Ad Atticum 4.16
Ad Atticum 4.16
Headnote
Cicero to Atticus, written from Rome in late June or early July 54 BC — the Perseus dateline gives “end of June or in Quintilis 700 (54).” Atticus, having left Rome later than planned (as 4.14 already complained), has now sailed across the Adriatic and through Epirus, sent a flurry of short notes back from Buthrotum, and is on his way further east into Asia. Cicero opens by signaling his own pressure of business — the letter is dictated to a secretary — and works methodically through the substantive letter Paccius brought him: the introduction of Paccius into Cicero’s intimate circle on Atticus’s word, and then the long question Atticus has been pressing about De Re Publica.

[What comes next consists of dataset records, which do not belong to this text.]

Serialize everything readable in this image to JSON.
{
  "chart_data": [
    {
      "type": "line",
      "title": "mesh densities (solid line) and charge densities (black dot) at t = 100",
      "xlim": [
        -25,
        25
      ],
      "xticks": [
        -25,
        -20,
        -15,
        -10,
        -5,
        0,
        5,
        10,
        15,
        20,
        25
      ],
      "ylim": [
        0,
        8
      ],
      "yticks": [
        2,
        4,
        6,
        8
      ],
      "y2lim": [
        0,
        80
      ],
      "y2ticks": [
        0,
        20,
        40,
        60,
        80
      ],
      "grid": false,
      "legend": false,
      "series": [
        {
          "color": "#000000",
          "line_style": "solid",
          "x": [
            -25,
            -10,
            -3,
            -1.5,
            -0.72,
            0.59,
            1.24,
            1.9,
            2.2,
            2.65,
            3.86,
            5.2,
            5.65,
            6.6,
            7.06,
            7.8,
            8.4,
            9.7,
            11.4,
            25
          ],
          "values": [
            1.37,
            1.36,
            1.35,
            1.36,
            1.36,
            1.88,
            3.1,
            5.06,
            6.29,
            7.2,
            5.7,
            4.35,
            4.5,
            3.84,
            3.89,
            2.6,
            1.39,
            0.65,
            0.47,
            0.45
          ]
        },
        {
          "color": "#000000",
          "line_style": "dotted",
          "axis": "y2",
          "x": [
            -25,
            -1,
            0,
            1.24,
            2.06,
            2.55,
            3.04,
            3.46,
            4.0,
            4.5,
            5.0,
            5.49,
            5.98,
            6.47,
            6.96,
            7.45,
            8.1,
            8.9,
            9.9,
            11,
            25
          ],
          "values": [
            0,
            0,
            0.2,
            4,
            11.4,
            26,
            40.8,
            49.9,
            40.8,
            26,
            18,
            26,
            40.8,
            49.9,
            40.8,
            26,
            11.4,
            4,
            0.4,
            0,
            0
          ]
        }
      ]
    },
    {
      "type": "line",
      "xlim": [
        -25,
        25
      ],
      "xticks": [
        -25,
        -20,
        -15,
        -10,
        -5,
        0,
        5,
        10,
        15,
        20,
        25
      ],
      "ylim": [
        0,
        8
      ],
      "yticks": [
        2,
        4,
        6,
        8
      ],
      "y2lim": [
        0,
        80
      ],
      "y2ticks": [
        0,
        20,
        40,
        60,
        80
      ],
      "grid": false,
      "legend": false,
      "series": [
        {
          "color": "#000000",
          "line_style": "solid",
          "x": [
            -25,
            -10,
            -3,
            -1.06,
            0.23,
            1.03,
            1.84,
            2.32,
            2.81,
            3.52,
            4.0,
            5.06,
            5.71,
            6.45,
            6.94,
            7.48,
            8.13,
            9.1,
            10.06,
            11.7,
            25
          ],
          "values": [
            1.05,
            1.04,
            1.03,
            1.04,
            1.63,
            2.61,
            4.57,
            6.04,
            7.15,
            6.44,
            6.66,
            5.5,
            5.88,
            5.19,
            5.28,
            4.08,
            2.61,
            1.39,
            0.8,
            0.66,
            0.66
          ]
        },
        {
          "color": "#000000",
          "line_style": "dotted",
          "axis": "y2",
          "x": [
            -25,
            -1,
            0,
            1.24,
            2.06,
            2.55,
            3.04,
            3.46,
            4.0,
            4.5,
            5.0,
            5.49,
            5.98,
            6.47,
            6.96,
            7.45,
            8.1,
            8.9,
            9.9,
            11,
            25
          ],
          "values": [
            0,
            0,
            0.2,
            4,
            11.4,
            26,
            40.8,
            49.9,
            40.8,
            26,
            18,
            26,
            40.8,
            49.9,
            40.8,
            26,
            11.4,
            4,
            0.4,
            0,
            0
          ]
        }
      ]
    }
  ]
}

Sections 2 and 3 are the rarest thing in the correspondence: Cicero on his own compositional method, mid-draft. He explains why Varro cannot simply be inserted as a speaker into a dialogue whose dramatic date is fixed in the previous century (the cast is Africanus, Philus, Laelius, Manilius, with the younger Tubero, Rutilius, Scaevola, and Fannius), and floats the alternative of a dedicatory proem in the manner of Aristotle’s exoteric works. He then defends, against Atticus’s objection, the disappearance of the elder Scaevola after Book 1 by direct appeal to Plato’s handling of Cephalus in the Republic — “our divine Plato.” From section 4 the letter turns to the familiar Roman bulletin: legal news about C. Cato’s serial acquittals, the bringing of Drusus and Scaurus to trial, the shaky senatus consultum on provinces, and the deadlocked consular field — Messalla, Scaurus, Domitius, Memmius — in which Caesar’s soldiers, Pompey’s Gaul, and the threat of pushing the elections into Caesar’s return all already figure as ordinary political currency. The letter closes with a gentle but real scolding for Atticus’s decision to extend the journey to Asia rather than sending agents in his place.